[rspec-users] Spec'ing via features

Matt Wynne matt at mattwynne.net
Mon Nov 24 13:43:35 EST 2008

On 24 Nov 2008, at 18:29, Pat Maddox wrote:

> Matt Wynne <matt at mattwynne.net> writes:
>> On 21 Nov 2008, at 18:15, James Byrne wrote:
>>> As I work with Rails TestUnit tests I am reconsidering how to use
>>> cucumber features.  It seems to me that it might be best to have a
>>> coherent view of how to arrange my test suites before I get much
>>> further
>>> into this.  Now, so far I have considered three possibilities:
>>> 1. Use features exclusively. Create a feature file for each model,  
>>> one
>>> for each controller and possibly an additional one for those views
>>> that
>>> need separate tests.  Name then with the nomenclature  
>>> x_model.feature,
>>> x_model_controller.feature and where desired, x_view.feature
>>> 2. Use features exclusively. Create one feature file for each
>>> non-decomposable piece of system functionality.  Test models,
>>> controllers and views within each feature file.
>>> 3. Use features and RSpec.  Well, is that not what I am doing with
>>> features alone?  Or, are their cases when testing with RSpec spec
>>> files
>>> are a better choice than a features scenario?
>>> 4. Use features and TestUnit. Naaahhh...
>>> 5. Some other way of which I have not considered.
>>> In the interest of enlightenment and from a desire to avoid
>>> unnecessary
>>> back tracking as my project develops, what do experienced
>>> practitioners
>>> suggest as the favoured way of arranging test suites.
>>> Yes, I have done the goggle thing but I really have not found  
>>> anything
>>> terribly useful about organizing tests specifically for Rails.
>> No doubt it's (3) for me. It's all about working from the outside in.
> Agreed.
>> Cucumber is for Acceptance Testing, and those acceptance tests should
>> not be cluttered up with edge cases.

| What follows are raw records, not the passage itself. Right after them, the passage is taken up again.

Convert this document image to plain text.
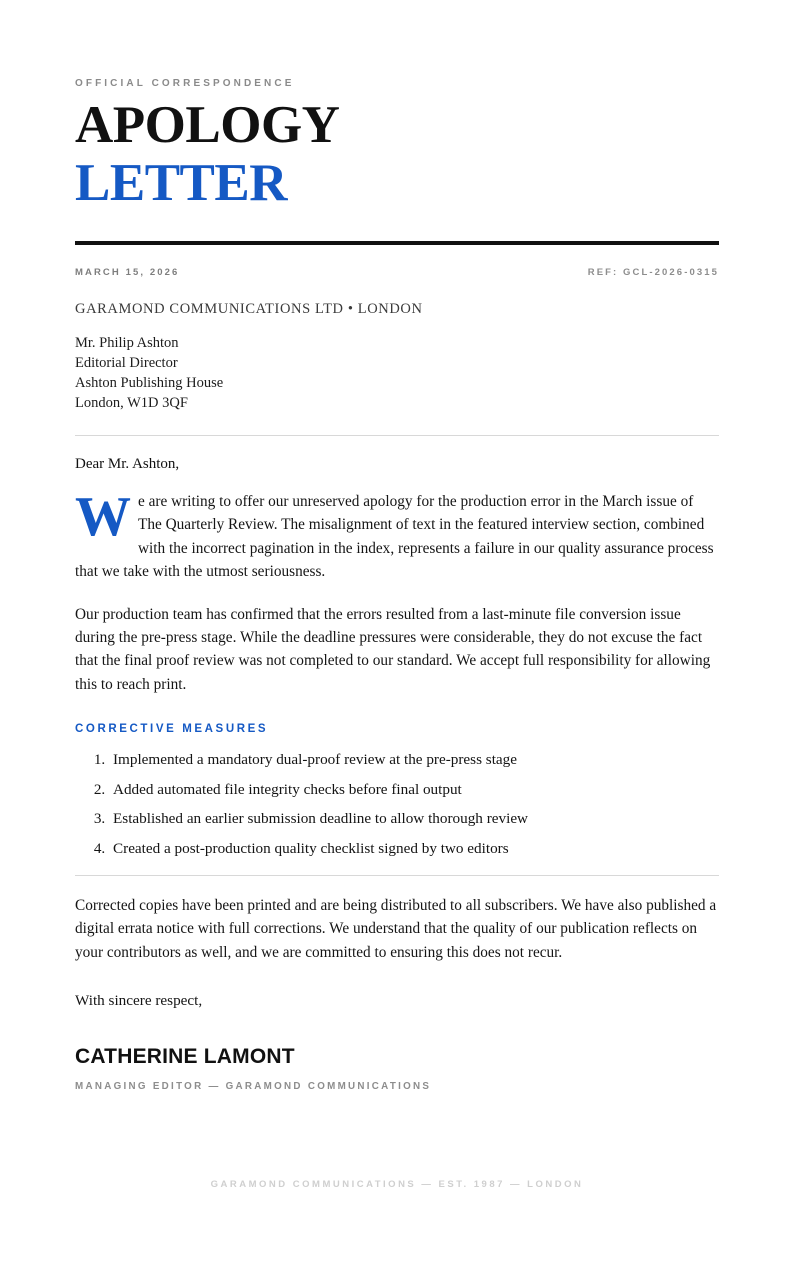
OFFICIAL CORRESPONDENCE
APOLOGY
LETTER
MARCH 15, 2026	REF: GCL-2026-0315
GARAMOND COMMUNICATIONS LTD • LONDON
Mr. Philip Ashton
Editorial Director
Ashton Publishing House
London, W1D 3QF
Dear Mr. Ashton,
We are writing to offer our unreserved apology for the production error in the March issue of The Quarterly Review. The misalignment of text in the featured interview section, combined with the incorrect pagination in the index, represents a failure in our quality assurance process that we take with the utmost seriousness.
Our production team has confirmed that the errors resulted from a last-minute file conversion issue during the pre-press stage. While the deadline pressures were considerable, they do not excuse the fact that the final proof review was not completed to our standard. We accept full responsibility for allowing this to reach print.
CORRECTIVE MEASURES
1. Implemented a mandatory dual-proof review at the pre-press stage
2. Added automated file integrity checks before final output
3. Established an earlier submission deadline to allow thorough review
4. Created a post-production quality checklist signed by two editors
Corrected copies have been printed and are being distributed to all subscribers. We have also published a digital errata notice with full corrections. We understand that the quality of our publication reflects on your contributors as well, and we are committed to ensuring this does not recur.
With sincere respect,
CATHERINE LAMONT
MANAGING EDITOR — GARAMOND COMMUNICATIONS
GARAMOND COMMUNICATIONS — EST. 1987 — LONDON
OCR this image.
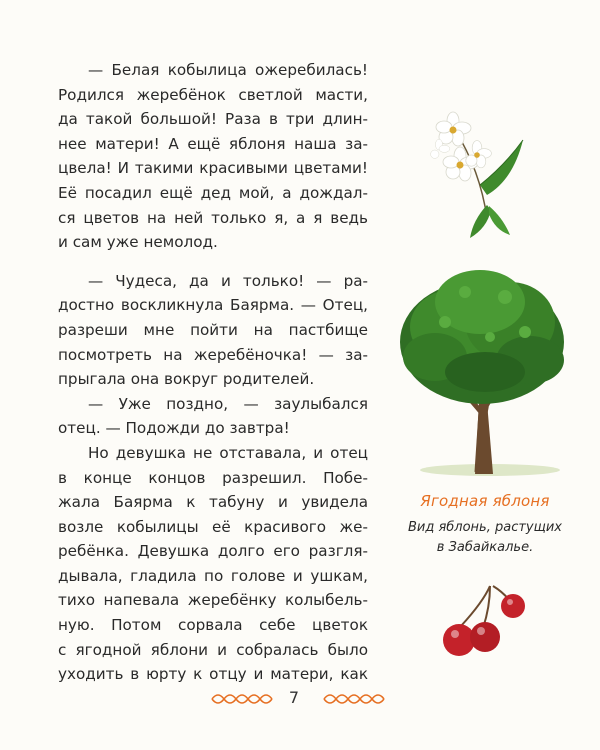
— Белая кобылица ожеребилась!
Родился жеребёнок светлой масти,
да такой большой! Раза в три длин-
нее матери! А ещё яблоня наша за-
цвела! И такими красивыми цветами!
Её посадил ещё дед мой, а дождал-
ся цветов на ней только я, а я ведь
и сам уже немолод.
— Чудеса, да и только! — ра-
достно воскликнула Баярма. — Отец,
разреши мне пойти на пастбище
посмотреть на жеребёночка! — за-
прыгала она вокруг родителей.
— Уже поздно, — заулыбался
отец. — Подожди до завтра!
Но девушка не отставала, и отец
в конце концов разрешил. Побе-
жала Баярма к табуну и увидела
возле кобылицы её красивого же-
ребёнка. Девушка долго его разгля-
дывала, гладила по голове и ушкам,
тихо напевала жеребёнку колыбель-
ную. Потом сорвала себе цветок
с ягодной яблони и собралась было
уходить в юрту к отцу и матери, как
Ягодная яблоня
Вид яблонь, растущих
в Забайкалье.
7
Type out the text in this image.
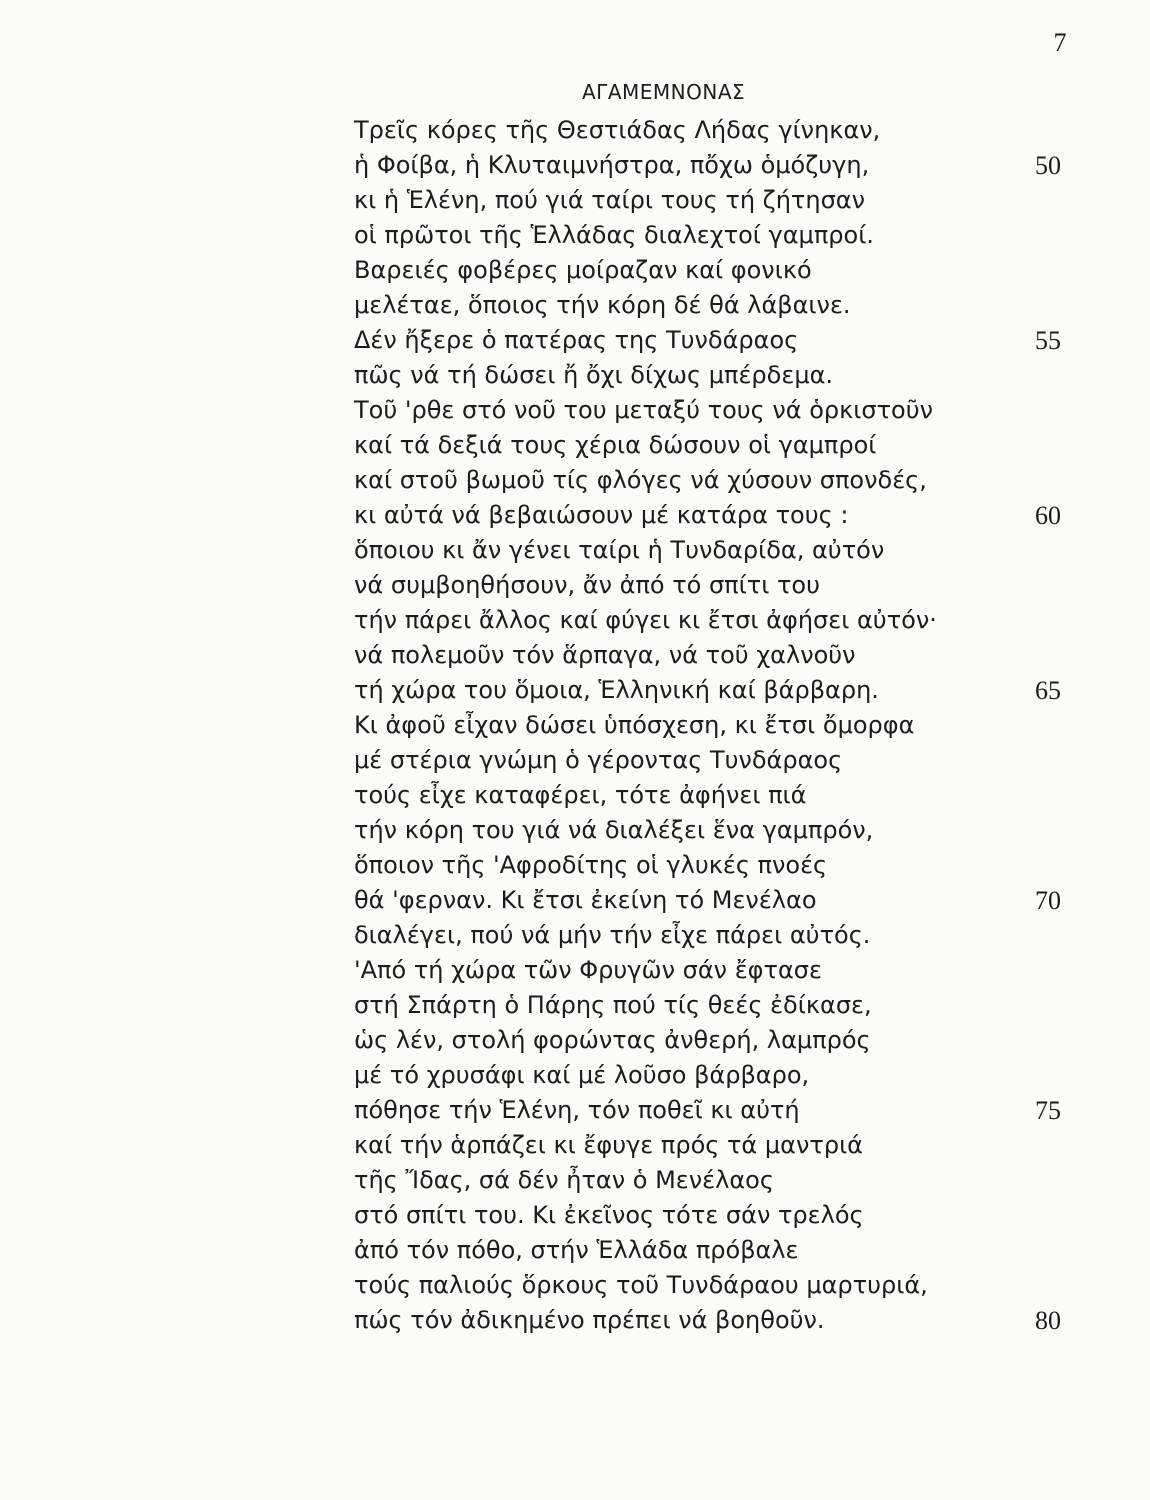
7
ΑΓΑΜΕΜΝΟΝΑΣ
Τρεῖς κόρες τῆς Θεστιάδας Λήδας γίνηκαν,
ἡ Φοίβα, ἡ Κλυταιμνήστρα, πὄχω ὁμόζυγη,	50
κι ἡ Ἑλένη, πού γιά ταίρι τους τή ζήτησαν
οἱ πρῶτοι τῆς Ἑλλάδας διαλεχτοί γαμπροί.
Βαρειές φοβέρες μοίραζαν καί φονικό
μελέταε, ὅποιος τήν κόρη δέ θά λάβαινε.
Δέν ἤξερε ὁ πατέρας της Τυνδάραος	55
πῶς νά τή δώσει ἤ ὄχι δίχως μπέρδεμα.
Τοῦ 'ρθε στό νοῦ του μεταξύ τους νά ὁρκιστοῦν
καί τά δεξιά τους χέρια δώσουν οἱ γαμπροί
καί στοῦ βωμοῦ τίς φλόγες νά χύσουν σπονδές,
κι αὐτά νά βεβαιώσουν μέ κατάρα τους :	60
ὅποιου κι ἄν γένει ταίρι ἡ Τυνδαρίδα, αὐτόν
νά συμβοηθήσουν, ἄν ἀπό τό σπίτι του
τήν πάρει ἄλλος καί φύγει κι ἔτσι ἀφήσει αὐτόν·
νά πολεμοῦν τόν ἅρπαγα, νά τοῦ χαλνοῦν
τή χώρα του ὅμοια, Ἑλληνική καί βάρβαρη.	65
Κι ἀφοῦ εἶχαν δώσει ὑπόσχεση, κι ἔτσι ὄμορφα
μέ στέρια γνώμη ὁ γέροντας Τυνδάραος
τούς εἶχε καταφέρει, τότε ἀφήνει πιά
τήν κόρη του γιά νά διαλέξει ἕνα γαμπρόν,
ὅποιον τῆς 'Αφροδίτης οἱ γλυκές πνοές
θά 'φερναν. Κι ἔτσι ἐκείνη τό Μενέλαο	70
διαλέγει, πού νά μήν τήν εἶχε πάρει αὐτός.
'Από τή χώρα τῶν Φρυγῶν σάν ἔφτασε
στή Σπάρτη ὁ Πάρης πού τίς θεές ἐδίκασε,
ὡς λέν, στολή φορώντας ἀνθερή, λαμπρός
μέ τό χρυσάφι καί μέ λοῦσο βάρβαρο,
πόθησε τήν Ἑλένη, τόν ποθεῖ κι αὐτή	75
καί τήν ἁρπάζει κι ἔφυγε πρός τά μαντριά
τῆς Ἴδας, σά δέν ἦταν ὁ Μενέλαος
στό σπίτι του. Κι ἐκεῖνος τότε σάν τρελός
ἀπό τόν πόθο, στήν Ἑλλάδα πρόβαλε
τούς παλιούς ὅρκους τοῦ Τυνδάραου μαρτυριά,
πώς τόν ἀδικημένο πρέπει νά βοηθοῦν.	80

They should ideally be readable
>> by your stakeholders / customers.
> I disagree with the part about edge cases.  Acceptance Tests are about
> defining and verifying business value, and edge cases are supremely
> valuable to businesses.  What happens when an ATM user tries to  
> withdraw
> $1 more than he has available in his account?

> Lately I've been putting more and more stuff into ATs.  I'm finding it
> valuable to keep tests for domain logic separate from plain ol unit
> tests...meaning that my Account object may be tested mostly with
> Cucumber, but helper objects such as a stats aggregator will be spec'd
> with code-level examples.

Yep. Agreed, you put it better than I could.

I am freaking people out at work because I seem to have practically  
stopped writing unit tests, but I'm still certain that I don't lift a  
finger without some automated test to force me into it. I'm just  
finding that ATs give me a much bigger lever in terms of how much code  
they drive out with a single test.

I have a feeling that people who've developed with FIT / JUnit must  
have been through this loop before. Any war stories out there?